Letting resource owners choose scopes to be authorized

Table of Contents

Letting resource owners choose scopes to be authorized

Overview

Authlete enables developers to build an authorization page where end-users (or resource owners) can choose scopes. This article describes how to use Authlete APIs to do that.

choosing-scopes

Obtaining a list of scopes from an authorization request

First you will need to know which scopes are requested by a client. They are included in an authorization request from the client with a parameter “scope.” Authlete’s /auth/authorization API parses the request and tells your authorization server the requested scopes, as an array of “scopes”. The following is an example request/response.

  • Request
$ curl -s -X POST https://api.authlete.com/api/auth/authorization \
 -u ...:... \
 -H 'Content-type: application/json' \
 -d '{"parameters":
  "redirect_uri=...
   &client_id=...
   &response_type=code
   &scope=read+write"}'
  • Response
{
  "type": "authorizationResponse",
  "resultCode": "A004001",
  "resultMessage":
   "[A004001] Authlete has successfully issued a ticket
    to the service (API Key = ...) for the authorization
    request from the client (ID = ...).
    [response_type=code, openid=false]",
...
  "scopes": [
    {
      "defaultEntry": false, "description": "Read",
      "descriptions": [
        { "tag": "en", "value": "Read" },
        { "tag": "ja", "value": "参照" } ],
    "name": "read"
    },
    {
      "defaultEntry": false, "description": "Write",
      "descriptions": [
        { "tag": "en", "value": "Write" },
        { "tag": "ja", "value": "更新" } ],
    "name": "write"
    }
  ]
...

With the values in “scopes”, you can craft an authorization page that allows end users to choose what kind of access can be granted to the requesting client.

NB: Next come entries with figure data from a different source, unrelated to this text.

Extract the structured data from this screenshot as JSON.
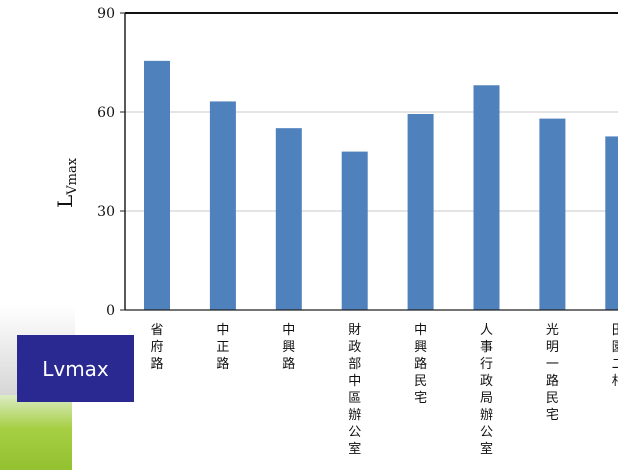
{
  "badge": {
    "text": "Lvmax"
  },
  "chart_data": {
    "type": "bar",
    "ylabel_main": "L",
    "ylabel_sub": "Vmax",
    "ylim": [
      0,
      90
    ],
    "yticks": [
      "0",
      "30",
      "60",
      "90"
    ],
    "categories": [
      "省府路",
      "中正路",
      "中興路",
      "財政部中區辦公室",
      "中興路民宅",
      "人事行政局辦公室",
      "光明一路民宅",
      "田園二村"
    ],
    "values": [
      75.5,
      63.2,
      55.1,
      48.0,
      59.4,
      68.1,
      58.0,
      52.6
    ],
    "color": "#4f81bd",
    "grid": true
  }
}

Specifying the end user’s chosen scopes

Once the authorization server recognizes the end user’s intent, it will ask Authlete to issue an access token (and/or an authorization code) with the scopes that are chosen by the user.

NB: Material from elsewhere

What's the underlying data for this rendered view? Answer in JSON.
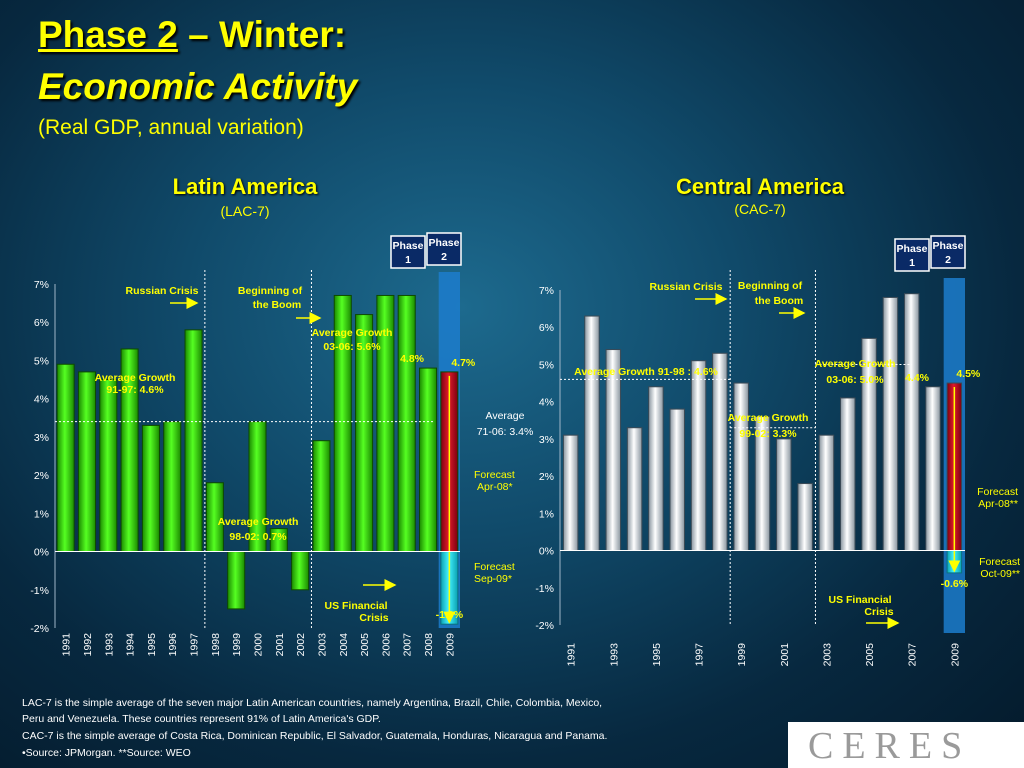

Authlete’s /auth/authorization/issue API accepts a request including “scopes” that enables narrowing down scopes, which are initially requested in the authorization request from the client. By giving a non-empty string array as the value of the scopes parameter, Authlete replaces the scopes with it. The following is an example request/response for processing implicit grant flow.

  • Request
curl -s -X POST https://api.authlete.com/api/auth/authorization/issue \
-u ...:... \
-H 'Content-type: application/json' \
 -d '{"subject":"...",
   "ticket": "...",
   "scopes":["read"]}
'
  • Response
{
  "type": "authorizationIssueResponse",
  "resultCode": "A040001",
  "resultMessage":
    "[A040001] The authorization request was processed successfully.",
  "accessToken": "...",
  "accessTokenDuration": ...,
  "accessTokenExpiresAt": ...,
  "action": "LOCATION",
  "responseContent":
    "https://client.example.org/cb/example.com
     #access_token=...
      &token_type=Bearer
      &expires_in=...
      &scope=read"
}

As a result, the authorization server will give the client the access token with the narrowed scopes.

Note that this function only narrows down the scopes originally requested at /auth/authorization API. The scopes parameter cannot include additional scopes that you did not request at the /auth/authorization API.